# New swirling technique...



## Soapmaker Man (Nov 16, 2008)

Been reading about the newest way to swirl; it is called "The Funnel Swirl Technique."  

Here are a couple I poured Friday evening;

On the left is White Tea & Berries scent, and on the right is a custom blend of mine called Patchouli Overload with pulverized oats.

















Paul :wink:


----------



## Tabitha (Nov 16, 2008)

That's pretty cool! Reminds me of cake  !


----------



## Lindy (Nov 16, 2008)

Paul, I've been wanting to try that as well cause I think it's a swirl I might actually be able to do  :? .  Your's look absolutely gorgeous!


----------



## earthmother99 (Nov 16, 2008)

they are so pretty  may just have to buy some


----------



## topcat (Nov 16, 2008)

Paul, they are gorgeous and they DO look good enough to eat Tabitha!  

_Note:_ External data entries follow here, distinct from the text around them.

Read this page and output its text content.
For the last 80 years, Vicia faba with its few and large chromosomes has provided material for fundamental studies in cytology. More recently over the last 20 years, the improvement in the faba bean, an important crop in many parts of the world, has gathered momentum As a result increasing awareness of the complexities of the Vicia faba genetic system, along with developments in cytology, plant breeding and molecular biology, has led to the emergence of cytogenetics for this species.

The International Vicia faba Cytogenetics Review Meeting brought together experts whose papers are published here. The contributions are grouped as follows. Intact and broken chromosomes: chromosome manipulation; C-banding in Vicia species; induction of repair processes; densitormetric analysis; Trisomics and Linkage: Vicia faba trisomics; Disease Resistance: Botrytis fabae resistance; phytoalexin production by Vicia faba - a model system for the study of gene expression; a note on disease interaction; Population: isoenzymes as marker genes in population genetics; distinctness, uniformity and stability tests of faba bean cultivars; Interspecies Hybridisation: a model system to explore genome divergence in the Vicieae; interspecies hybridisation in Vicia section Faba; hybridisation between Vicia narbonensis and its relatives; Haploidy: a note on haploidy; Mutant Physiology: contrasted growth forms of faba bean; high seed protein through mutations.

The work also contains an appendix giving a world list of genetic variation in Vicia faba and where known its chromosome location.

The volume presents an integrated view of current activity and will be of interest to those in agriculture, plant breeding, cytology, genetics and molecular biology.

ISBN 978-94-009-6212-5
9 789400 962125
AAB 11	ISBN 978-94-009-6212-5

You have probably seen this tutorial link on Nizzy's site that uses a log mould on its side, with great pics.  It gives a similar result I think.

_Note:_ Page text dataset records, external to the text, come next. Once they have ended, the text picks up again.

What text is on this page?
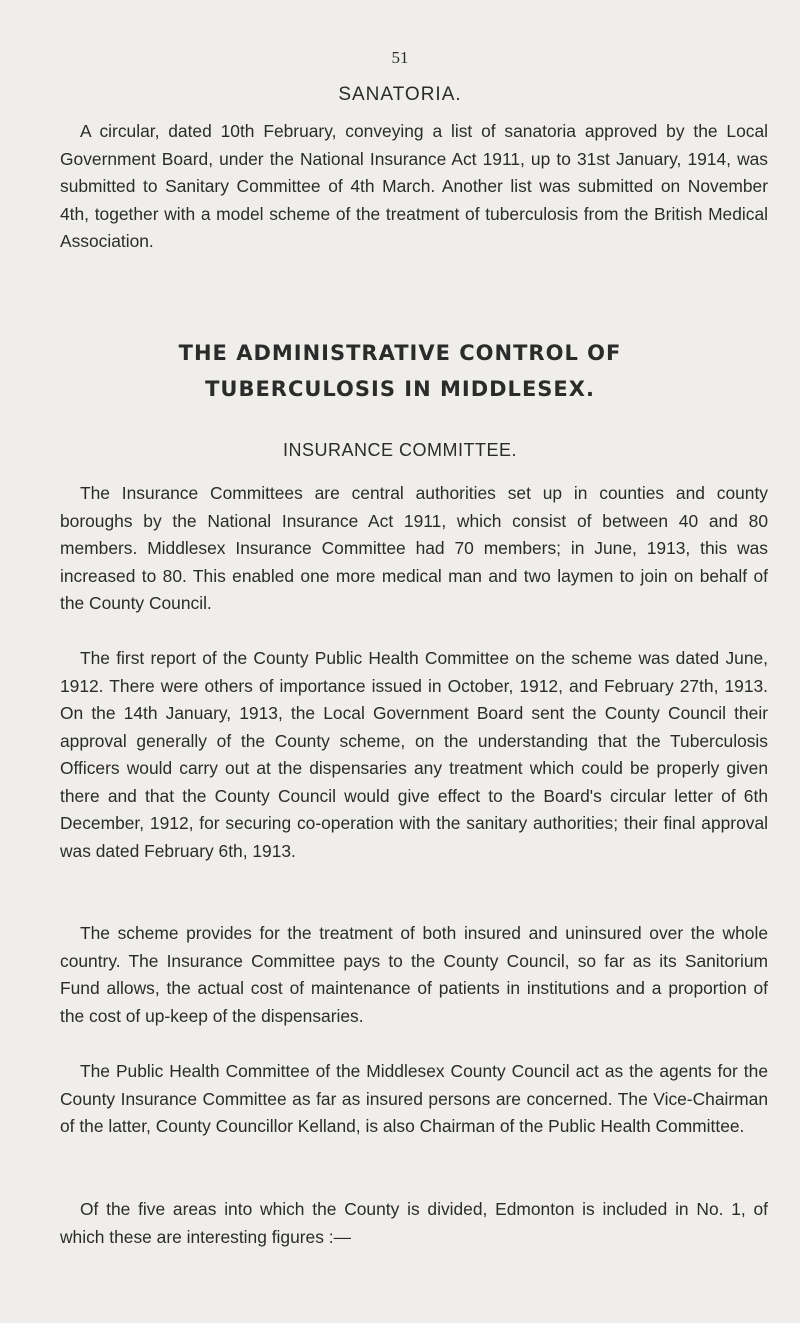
51
SANATORIA.

A circular, dated 10th February, conveying a list of sanatoria approved by the Local Government Board, under the National Insurance Act 1911, up to 31st January, 1914, was submitted to Sanitary Committee of 4th March. Another list was submitted on November 4th, together with a model scheme of the treatment of tuberculosis from the British Medical Association.

THE ADMINISTRATIVE CONTROL OF
TUBERCULOSIS IN MIDDLESEX.
INSURANCE COMMITTEE.

The Insurance Committees are central authorities set up in counties and county boroughs by the National Insurance Act 1911, which consist of between 40 and 80 members. Middlesex Insurance Committee had 70 members; in June, 1913, this was increased to 80. This enabled one more medical man and two laymen to join on behalf of the County Council.

The first report of the County Public Health Committee on the scheme was dated June, 1912. There were others of importance issued in October, 1912, and February 27th, 1913. On the 14th January, 1913, the Local Government Board sent the County Council their approval generally of the County scheme, on the understanding that the Tuberculosis Officers would carry out at the dispensaries any treatment which could be properly given there and that the County Council would give effect to the Board's circular letter of 6th December, 1912, for securing co-operation with the sanitary authorities; their final approval was dated February 6th, 1913.

The scheme provides for the treatment of both insured and uninsured over the whole country. The Insurance Committee pays to the County Council, so far as its Sanitorium Fund allows, the actual cost of maintenance of patients in institutions and a proportion of the cost of up-keep of the dispensaries.

The Public Health Committee of the Middlesex County Council act as the agents for the County Insurance Committee as far as insured persons are concerned. The Vice-Chairman of the latter, County Councillor Kelland, is also Chairman of the Public Health Committee.

Of the five areas into which the County is divided, Edmonton is included in No. 1, of which these are interesting figures :—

http://nizzymoulds.com/BLue%20&%20Yellow.htm

Tanya


----------



## naturescauldron (Nov 17, 2008)

omg!  I've got soap envy!  I've been wanting to try that funnel method for a while now!  Way to go Mr Man!  They look great!!!!!!!!


----------



## Deda (Nov 17, 2008)

Very cool!  I love the stamp, too!


----------



## mandolyn (Nov 18, 2008)

8)  Some of them look like the bottom half of a smiley face!


----------



## MagiaDellaLuna (Nov 21, 2008)

Gorgeous swirls and ditto to the stamp. Very cool !!


----------



## 7053joanne (Nov 23, 2008)

Those look great Paul.  Can I ask what size funnel you used?


----------



## Bunny (Dec 27, 2008)

Those are truly beautiful!


----------



## mlj (Dec 27, 2008)

Wow they are beautiful. I love the effects of the pulverizwd oatmeal. 8) 

Mary Lou


----------



## pepperi27 (Dec 30, 2008)

Those look terrific paul!


----------



## digit (Jan 2, 2009)

I have one of the Patchouli soaps...........yummy!!! Oh yeah, almost forgot...........neener neener.

Digit


----------